WHISTLER MOUNTAIN – During the last three years Nick Brush has visited some of the world’s best ski resorts – in Europe, Chile, Korea and Japan, to name a few far-flung slopes – and got paid for it.
For the next few years he’ll be seeing a lot of Abbotsford instead.
Brush, a Kelowna resident, has been the guide for top-ranked visually-impaired alpine skier Glen Williamson of Markham, Ont., on the international paralympic circuit.
While Williamson wants to keep going, Brush is opting to enrol in Columbia Bible College’s four-year outdoor leadership program now that the 2010 Winter Paralympic Games are over.
“The experience has been incredible,” said Brush, 21, after he and Williamson came in sixth in the super combined event Saturday. “I don’t think I can think of a job that I get paid to ski, and I get to travel the world at the same time.
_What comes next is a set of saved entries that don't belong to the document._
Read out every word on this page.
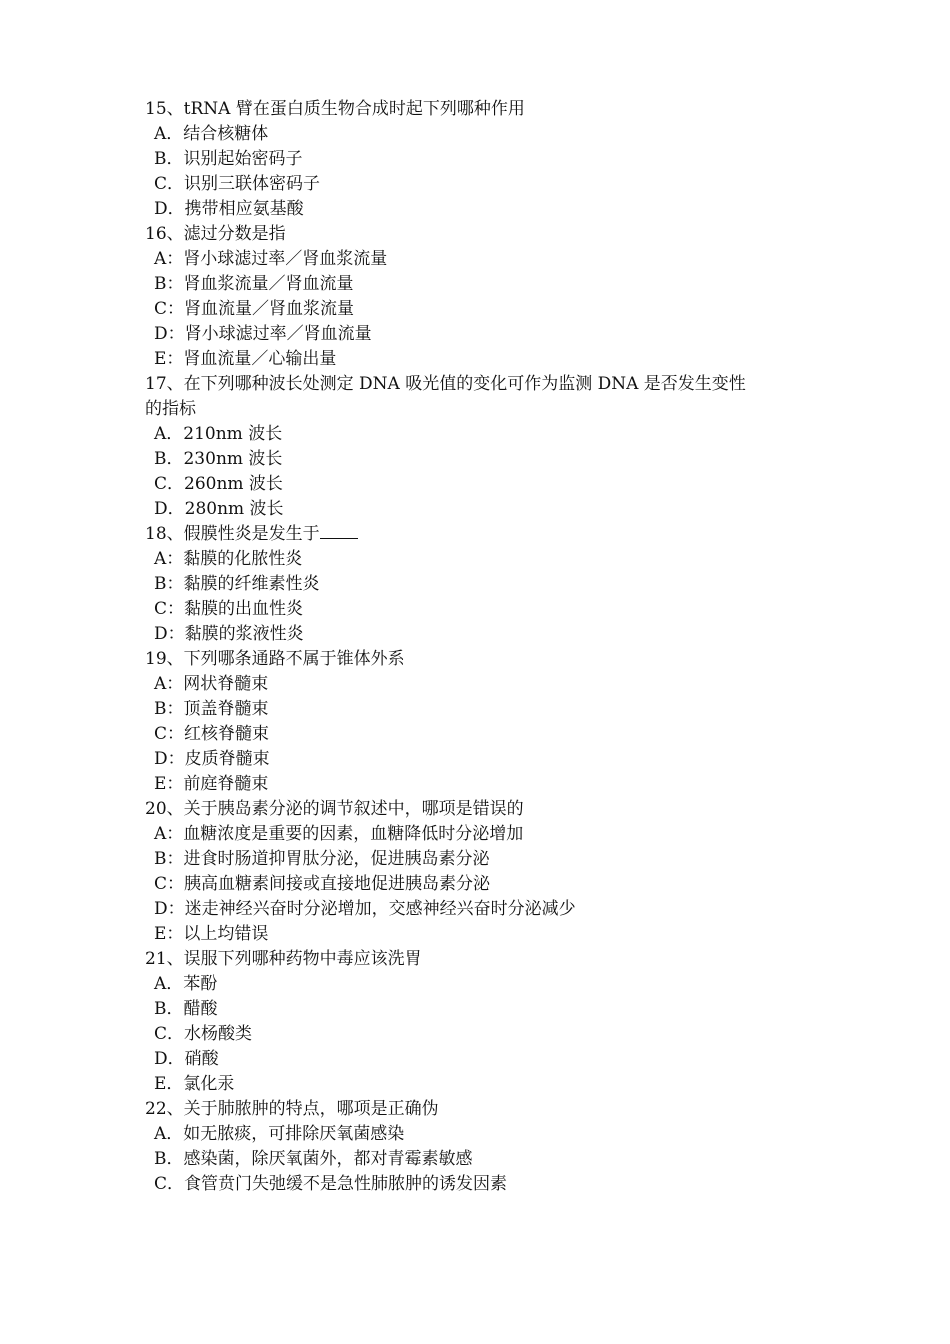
15、tRNA 臂在蛋白质生物合成时起下列哪种作用
A．结合核糖体
B．识别起始密码子
C．识别三联体密码子
D．携带相应氨基酸
16、滤过分数是指
A：肾小球滤过率／肾血浆流量
B：肾血浆流量／肾血流量
C：肾血流量／肾血浆流量
D：肾小球滤过率／肾血流量
E：肾血流量／心输出量
17、在下列哪种波长处测定 DNA 吸光值的变化可作为监测 DNA 是否发生变性
的指标
A．210nm 波长
B．230nm 波长
C．260nm 波长
D．280nm 波长
18、假膜性炎是发生于
A：黏膜的化脓性炎
B：黏膜的纤维素性炎
C：黏膜的出血性炎
D：黏膜的浆液性炎
19、下列哪条通路不属于锥体外系
A：网状脊髓束
B：顶盖脊髓束
C：红核脊髓束
D：皮质脊髓束
E：前庭脊髓束
20、关于胰岛素分泌的调节叙述中，哪项是错误的
A：血糖浓度是重要的因素，血糖降低时分泌增加
B：进食时肠道抑胃肽分泌，促进胰岛素分泌
C：胰高血糖素间接或直接地促进胰岛素分泌
D：迷走神经兴奋时分泌增加，交感神经兴奋时分泌减少
E：以上均错误
21、误服下列哪种药物中毒应该洗胃
A．苯酚
B．醋酸
C．水杨酸类
D．硝酸
E．氯化汞
22、关于肺脓肿的特点，哪项是正确伪
A．如无脓痰，可排除厌氧菌感染
B．感染菌，除厌氧菌外，都对青霉素敏感
C．食管贲门失弛缓不是急性肺脓肿的诱发因素
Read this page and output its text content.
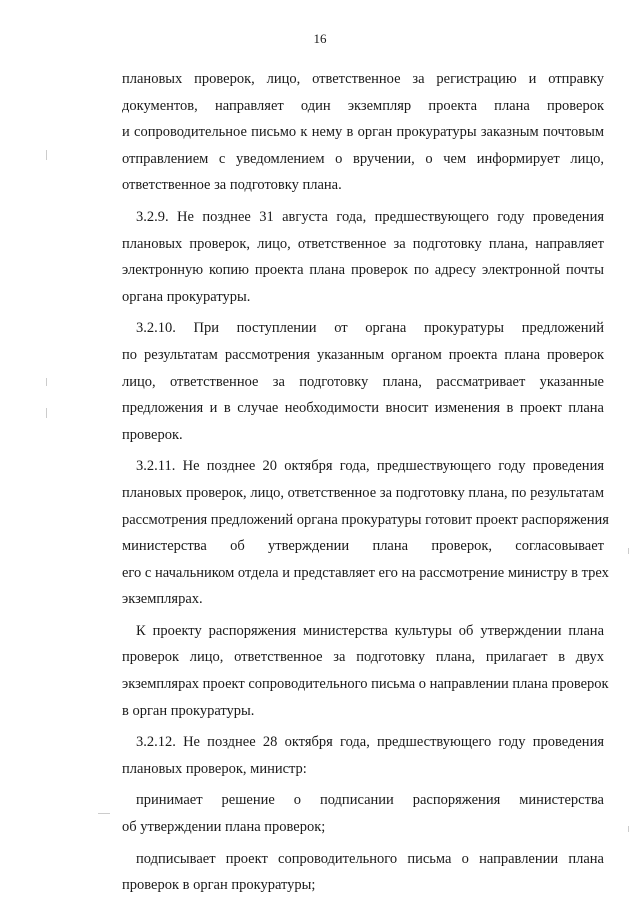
16

плановых проверок, лицо, ответственное за регистрацию и отправку
документов, направляет один экземпляр проекта плана проверок
и сопроводительное письмо к нему в орган прокуратуры заказным почтовым
отправлением с уведомлением о вручении, о чем информирует лицо,
ответственное за подготовку плана.

3.2.9. Не позднее 31 августа года, предшествующего году проведения
плановых проверок, лицо, ответственное за подготовку плана, направляет
электронную копию проекта плана проверок по адресу электронной почты
органа прокуратуры.

3.2.10. При поступлении от органа прокуратуры предложений
по результатам рассмотрения указанным органом проекта плана проверок
лицо, ответственное за подготовку плана, рассматривает указанные
предложения и в случае необходимости вносит изменения в проект плана
проверок.

3.2.11. Не позднее 20 октября года, предшествующего году проведения
плановых проверок, лицо, ответственное за подготовку плана, по результатам
рассмотрения предложений органа прокуратуры готовит проект распоряжения
министерства об утверждении плана проверок, согласовывает
его с начальником отдела и представляет его на рассмотрение министру в трех
экземплярах.

К проекту распоряжения министерства культуры об утверждении плана
проверок лицо, ответственное за подготовку плана, прилагает в двух
экземплярах проект сопроводительного письма о направлении плана проверок
в орган прокуратуры.

3.2.12. Не позднее 28 октября года, предшествующего году проведения
плановых проверок, министр:

принимает решение о подписании распоряжения министерства
об утверждении плана проверок;

подписывает проект сопроводительного письма о направлении плана
проверок в орган прокуратуры;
That, to me, is what I love to do because I love to ski.”
A coach approached Brush about being a guide when it looked like his able-bodied ski career had stalled. He tried it out with Williamson and connected with the easy-going skier. “It just flew from there,” said Brush.
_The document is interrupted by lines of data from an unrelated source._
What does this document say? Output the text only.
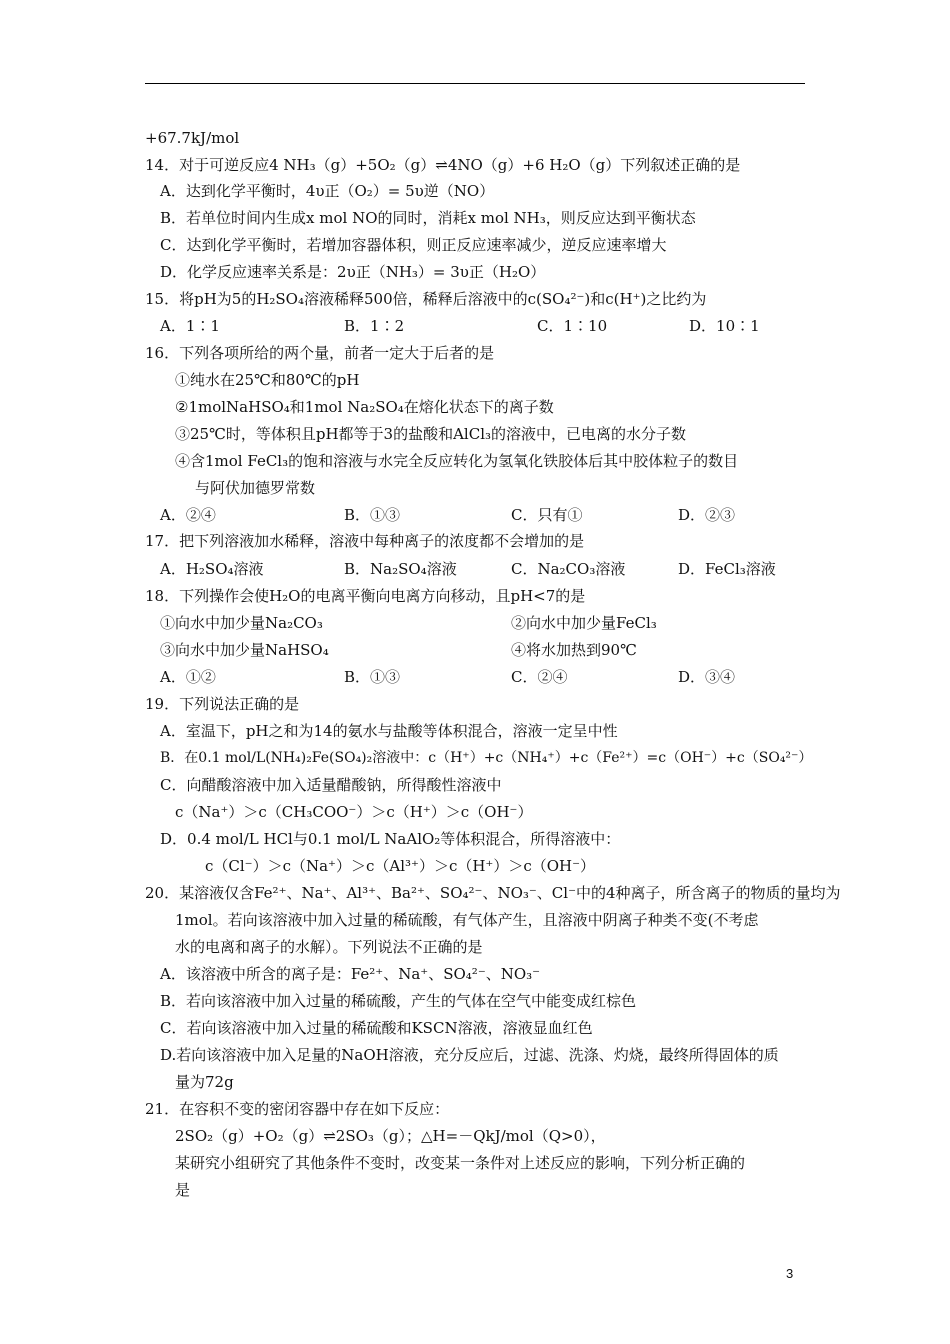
+67.7kJ/mol
14．对于可逆反应4 NH₃（g）+5O₂（g）⇌4NO（g）+6 H₂O（g）下列叙述正确的是
A．达到化学平衡时，4υ正（O₂）= 5υ逆（NO）
B．若单位时间内生成x mol NO的同时，消耗x mol NH₃，则反应达到平衡状态
C．达到化学平衡时，若增加容器体积，则正反应速率减少，逆反应速率增大
D．化学反应速率关系是：2υ正（NH₃）= 3υ正（H₂O）
15．将pH为5的H₂SO₄溶液稀释500倍，稀释后溶液中的c(SO₄²⁻)和c(H⁺)之比约为
A．1∶1	B．1∶2	C．1∶10	D．10∶1
16．下列各项所给的两个量，前者一定大于后者的是
①纯水在25℃和80℃的pH
②1molNaHSO₄和1mol Na₂SO₄在熔化状态下的离子数
③25℃时，等体积且pH都等于3的盐酸和AlCl₃的溶液中，已电离的水分子数
④含1mol FeCl₃的饱和溶液与水完全反应转化为氢氧化铁胶体后其中胶体粒子的数目
与阿伏加德罗常数
A．②④	B．①③	C．只有①	D．②③
17．把下列溶液加水稀释，溶液中每种离子的浓度都不会增加的是
A．H₂SO₄溶液	B．Na₂SO₄溶液	C．Na₂CO₃溶液	D．FeCl₃溶液
18．下列操作会使H₂O的电离平衡向电离方向移动，且pH<7的是
①向水中加少量Na₂CO₃	②向水中加少量FeCl₃
③向水中加少量NaHSO₄	④将水加热到90℃
A．①②	B．①③	C．②④	D．③④
19．下列说法正确的是
A．室温下，pH之和为14的氨水与盐酸等体积混合，溶液一定呈中性
B．在0.1 mol/L(NH₄)₂Fe(SO₄)₂溶液中：c（H⁺）+c（NH₄⁺）+c（Fe²⁺）=c（OH⁻）+c（SO₄²⁻）
C．向醋酸溶液中加入适量醋酸钠，所得酸性溶液中
c（Na⁺）＞c（CH₃COO⁻）＞c（H⁺）＞c（OH⁻）
D．0.4 mol/L HCl与0.1 mol/L NaAlO₂等体积混合，所得溶液中：
c（Cl⁻）＞c（Na⁺）＞c（Al³⁺）＞c（H⁺）＞c（OH⁻）
20．某溶液仅含Fe²⁺、Na⁺、Al³⁺、Ba²⁺、SO₄²⁻、NO₃⁻、Cl⁻中的4种离子，所含离子的物质的量均为
1mol。若向该溶液中加入过量的稀硫酸，有气体产生，且溶液中阴离子种类不变(不考虑
水的电离和离子的水解）。下列说法不正确的是
A．该溶液中所含的离子是：Fe²⁺、Na⁺、SO₄²⁻、NO₃⁻
B．若向该溶液中加入过量的稀硫酸，产生的气体在空气中能变成红棕色
C．若向该溶液中加入过量的稀硫酸和KSCN溶液，溶液显血红色
D.若向该溶液中加入足量的NaOH溶液，充分反应后，过滤、洗涤、灼烧，最终所得固体的质
量为72g
21．在容积不变的密闭容器中存在如下反应：
2SO₂（g）+O₂（g）⇌2SO₃（g）；△H=－QkJ/mol（Q>0），
某研究小组研究了其他条件不变时，改变某一条件对上述反应的影响，下列分析正确的
是
3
They won a world title two out of three years together, which Brush said “is a pretty big thing.” But the Paralympics were a disappointment for the duo, which didn’t finish in the downhill, was eighth in the slalom, fifth in the giant slalom and sixth in the super-G and super combined.
“It sucks that we didn’t podium in this event, but just the fact I’m out here with the crowd just makes me smile,” said Brush nodding toward the stands full of spectators.
At CBC he’ll get to do some of his other favourite activities like kayaking and climbing.
“I hope to do it all with this program,” Brush said. “I figure I’ve got to mature sometime.”